I believe there is a section on the UCAS form to state any disabilites and how this has affected your results. Under DDA they must take this into account and make reasonable allowances for him.

There will also be a section on the form to detail any extra study help you might need. For instance, my housemate with Aspergers has a little with getting things down on the paper so the uni give him extra time to complete his exams. We also get discounted internet but I don't know who pays out for that.

smudgethepuppydog Mon 18-May-09 21:17:26

Thank you both. I've been searching the UCAS site but had only really got as far as the tariff table and where he could study what he wants to study.

He had such a miserable time at school that he was sure he'd never even go to college because he was 'stupid' and education 'wasn't worth it' (his words not mine) but this college have done wonders for his self esteem and love for learning that he now wants to do more with his life. I want to back him to the hilt after feeling like I let him down for so long (it took a long time to get his DX and some of the attitudes he encountered from pupils and staff in that time wasn't pleasant).
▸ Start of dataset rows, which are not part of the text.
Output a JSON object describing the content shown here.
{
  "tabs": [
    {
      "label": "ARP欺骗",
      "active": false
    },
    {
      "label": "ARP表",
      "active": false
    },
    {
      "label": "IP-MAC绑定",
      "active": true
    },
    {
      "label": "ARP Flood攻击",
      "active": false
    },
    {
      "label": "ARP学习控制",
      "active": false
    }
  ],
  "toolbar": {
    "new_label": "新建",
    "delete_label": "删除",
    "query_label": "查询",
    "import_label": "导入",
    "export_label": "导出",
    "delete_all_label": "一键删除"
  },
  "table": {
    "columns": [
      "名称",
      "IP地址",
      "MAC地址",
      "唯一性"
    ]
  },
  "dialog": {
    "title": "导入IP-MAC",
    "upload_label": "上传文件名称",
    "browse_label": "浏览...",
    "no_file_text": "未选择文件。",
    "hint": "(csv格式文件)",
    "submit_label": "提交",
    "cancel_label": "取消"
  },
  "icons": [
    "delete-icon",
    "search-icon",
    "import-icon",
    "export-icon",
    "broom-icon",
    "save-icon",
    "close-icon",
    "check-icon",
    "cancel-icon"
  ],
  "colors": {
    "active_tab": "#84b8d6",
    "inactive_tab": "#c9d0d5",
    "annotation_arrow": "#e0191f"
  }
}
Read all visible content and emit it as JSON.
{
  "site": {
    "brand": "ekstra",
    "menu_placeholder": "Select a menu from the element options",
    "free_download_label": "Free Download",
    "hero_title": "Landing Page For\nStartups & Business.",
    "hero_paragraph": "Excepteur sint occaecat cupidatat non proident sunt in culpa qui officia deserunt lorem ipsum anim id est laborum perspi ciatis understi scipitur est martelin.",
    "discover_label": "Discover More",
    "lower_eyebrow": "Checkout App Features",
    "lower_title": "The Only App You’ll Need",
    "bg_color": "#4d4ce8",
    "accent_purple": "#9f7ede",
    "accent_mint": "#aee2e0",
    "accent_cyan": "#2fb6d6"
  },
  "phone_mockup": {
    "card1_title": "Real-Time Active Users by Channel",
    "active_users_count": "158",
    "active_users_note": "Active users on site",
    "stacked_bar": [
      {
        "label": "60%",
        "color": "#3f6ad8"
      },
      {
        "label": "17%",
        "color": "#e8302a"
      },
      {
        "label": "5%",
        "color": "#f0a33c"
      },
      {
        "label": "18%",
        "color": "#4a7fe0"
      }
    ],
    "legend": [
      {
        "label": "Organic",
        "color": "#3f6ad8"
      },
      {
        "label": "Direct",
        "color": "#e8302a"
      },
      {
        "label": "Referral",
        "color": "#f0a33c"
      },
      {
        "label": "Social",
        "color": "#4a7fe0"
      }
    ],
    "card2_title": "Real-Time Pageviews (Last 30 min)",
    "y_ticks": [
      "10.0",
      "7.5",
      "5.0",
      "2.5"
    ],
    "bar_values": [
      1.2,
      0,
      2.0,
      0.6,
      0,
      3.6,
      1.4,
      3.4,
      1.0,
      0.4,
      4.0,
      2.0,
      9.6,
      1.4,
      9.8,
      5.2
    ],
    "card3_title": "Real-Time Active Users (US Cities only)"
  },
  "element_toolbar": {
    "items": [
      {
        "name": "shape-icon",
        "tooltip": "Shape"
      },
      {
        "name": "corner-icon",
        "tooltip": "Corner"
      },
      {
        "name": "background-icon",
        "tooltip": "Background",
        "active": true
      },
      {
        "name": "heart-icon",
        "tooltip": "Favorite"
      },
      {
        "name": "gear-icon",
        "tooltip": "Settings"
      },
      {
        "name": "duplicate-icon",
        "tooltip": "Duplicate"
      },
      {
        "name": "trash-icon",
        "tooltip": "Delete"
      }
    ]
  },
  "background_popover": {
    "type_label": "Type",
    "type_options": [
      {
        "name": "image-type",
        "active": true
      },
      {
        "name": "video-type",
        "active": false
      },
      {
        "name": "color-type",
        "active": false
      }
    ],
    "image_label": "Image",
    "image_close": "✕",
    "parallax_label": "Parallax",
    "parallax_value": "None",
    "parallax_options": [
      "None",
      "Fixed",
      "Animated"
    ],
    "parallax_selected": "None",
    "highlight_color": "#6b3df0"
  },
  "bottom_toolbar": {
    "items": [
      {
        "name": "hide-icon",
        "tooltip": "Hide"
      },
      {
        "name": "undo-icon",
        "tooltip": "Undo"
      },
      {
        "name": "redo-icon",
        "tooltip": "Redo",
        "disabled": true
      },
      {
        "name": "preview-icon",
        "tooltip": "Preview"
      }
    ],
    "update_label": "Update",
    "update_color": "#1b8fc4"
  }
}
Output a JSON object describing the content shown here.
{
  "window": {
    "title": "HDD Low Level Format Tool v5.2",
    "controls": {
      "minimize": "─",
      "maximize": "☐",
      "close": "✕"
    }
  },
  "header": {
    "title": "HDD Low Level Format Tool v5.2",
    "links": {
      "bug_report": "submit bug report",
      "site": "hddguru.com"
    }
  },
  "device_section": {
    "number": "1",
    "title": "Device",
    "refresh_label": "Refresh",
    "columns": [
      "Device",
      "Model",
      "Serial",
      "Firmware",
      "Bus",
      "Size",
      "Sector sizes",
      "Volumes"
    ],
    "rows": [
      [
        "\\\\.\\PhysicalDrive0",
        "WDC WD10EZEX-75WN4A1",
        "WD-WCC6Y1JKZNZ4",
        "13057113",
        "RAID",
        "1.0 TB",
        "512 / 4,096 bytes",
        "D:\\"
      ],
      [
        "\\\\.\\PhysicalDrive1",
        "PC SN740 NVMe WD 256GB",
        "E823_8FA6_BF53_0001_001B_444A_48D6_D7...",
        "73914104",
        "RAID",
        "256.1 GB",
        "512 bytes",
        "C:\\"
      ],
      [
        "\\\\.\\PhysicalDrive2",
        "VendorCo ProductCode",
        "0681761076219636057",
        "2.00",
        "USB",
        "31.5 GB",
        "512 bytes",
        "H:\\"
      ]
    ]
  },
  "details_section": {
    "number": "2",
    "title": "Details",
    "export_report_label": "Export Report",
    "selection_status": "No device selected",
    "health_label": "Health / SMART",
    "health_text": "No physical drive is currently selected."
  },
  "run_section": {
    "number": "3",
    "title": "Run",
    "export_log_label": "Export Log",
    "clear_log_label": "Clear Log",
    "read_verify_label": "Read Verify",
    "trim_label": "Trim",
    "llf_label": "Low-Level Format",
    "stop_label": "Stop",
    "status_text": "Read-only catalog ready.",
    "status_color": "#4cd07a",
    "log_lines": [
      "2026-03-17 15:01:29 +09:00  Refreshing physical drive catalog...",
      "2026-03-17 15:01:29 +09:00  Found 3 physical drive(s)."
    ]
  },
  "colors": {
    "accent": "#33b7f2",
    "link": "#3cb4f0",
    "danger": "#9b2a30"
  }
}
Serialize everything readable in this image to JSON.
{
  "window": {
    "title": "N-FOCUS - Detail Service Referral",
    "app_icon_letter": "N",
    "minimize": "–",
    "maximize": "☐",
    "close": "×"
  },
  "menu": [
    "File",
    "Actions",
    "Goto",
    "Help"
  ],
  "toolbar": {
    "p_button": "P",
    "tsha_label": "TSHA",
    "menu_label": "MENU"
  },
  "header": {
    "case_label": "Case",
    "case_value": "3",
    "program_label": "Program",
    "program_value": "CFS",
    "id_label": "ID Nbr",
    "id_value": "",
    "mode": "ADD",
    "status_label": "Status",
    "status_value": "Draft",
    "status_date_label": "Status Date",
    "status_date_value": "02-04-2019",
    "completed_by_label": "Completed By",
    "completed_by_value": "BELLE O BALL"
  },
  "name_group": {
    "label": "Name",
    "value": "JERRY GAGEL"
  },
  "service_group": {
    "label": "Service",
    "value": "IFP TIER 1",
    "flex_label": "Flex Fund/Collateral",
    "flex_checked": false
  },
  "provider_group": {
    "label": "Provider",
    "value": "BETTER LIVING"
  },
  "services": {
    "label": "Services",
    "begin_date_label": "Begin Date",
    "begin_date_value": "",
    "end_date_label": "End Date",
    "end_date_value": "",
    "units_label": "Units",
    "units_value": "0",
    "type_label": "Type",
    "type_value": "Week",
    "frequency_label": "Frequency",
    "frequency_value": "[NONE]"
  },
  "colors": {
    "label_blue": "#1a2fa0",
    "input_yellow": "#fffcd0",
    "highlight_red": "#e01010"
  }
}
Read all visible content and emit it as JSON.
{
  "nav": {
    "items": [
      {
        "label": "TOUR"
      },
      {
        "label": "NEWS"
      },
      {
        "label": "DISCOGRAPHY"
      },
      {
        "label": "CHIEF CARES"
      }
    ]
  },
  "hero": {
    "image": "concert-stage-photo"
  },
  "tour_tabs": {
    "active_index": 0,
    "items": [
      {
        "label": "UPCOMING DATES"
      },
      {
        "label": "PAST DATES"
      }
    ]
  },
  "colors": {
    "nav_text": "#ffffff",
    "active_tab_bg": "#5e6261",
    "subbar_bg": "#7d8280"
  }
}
I owe his college a huge debt of gratitude.

muddleduck Thu 04-Jun-09 14:48:55

I'm not sure if you are still checking this thread, but just in case...

I VERY strongly recommend that he contact the admissions tutor for the courses/unis that he is interested in and ask for their advice. For circumstances like this that are so specific you will not find any useful guidance on the web - you need to make contact with the individual course. I have worked in admissions and TBH I have no idea how we would have reponded to his situation. It is clearly something that they would think about very carefully. I suspect that we would not have been prepared to waive the English requirement but then this was for a more essay based subject.

It is perfectly normal for prospective candidates to contact admissions tutors to ask for advice prior to putting in their UCAS forms. This is a far better option than him wasting a UCAS slot on a course that may automatically reject him.

Is there any chance that with the appropriate aupport he could get the english grade? Long-term this would obviously be the best outcome.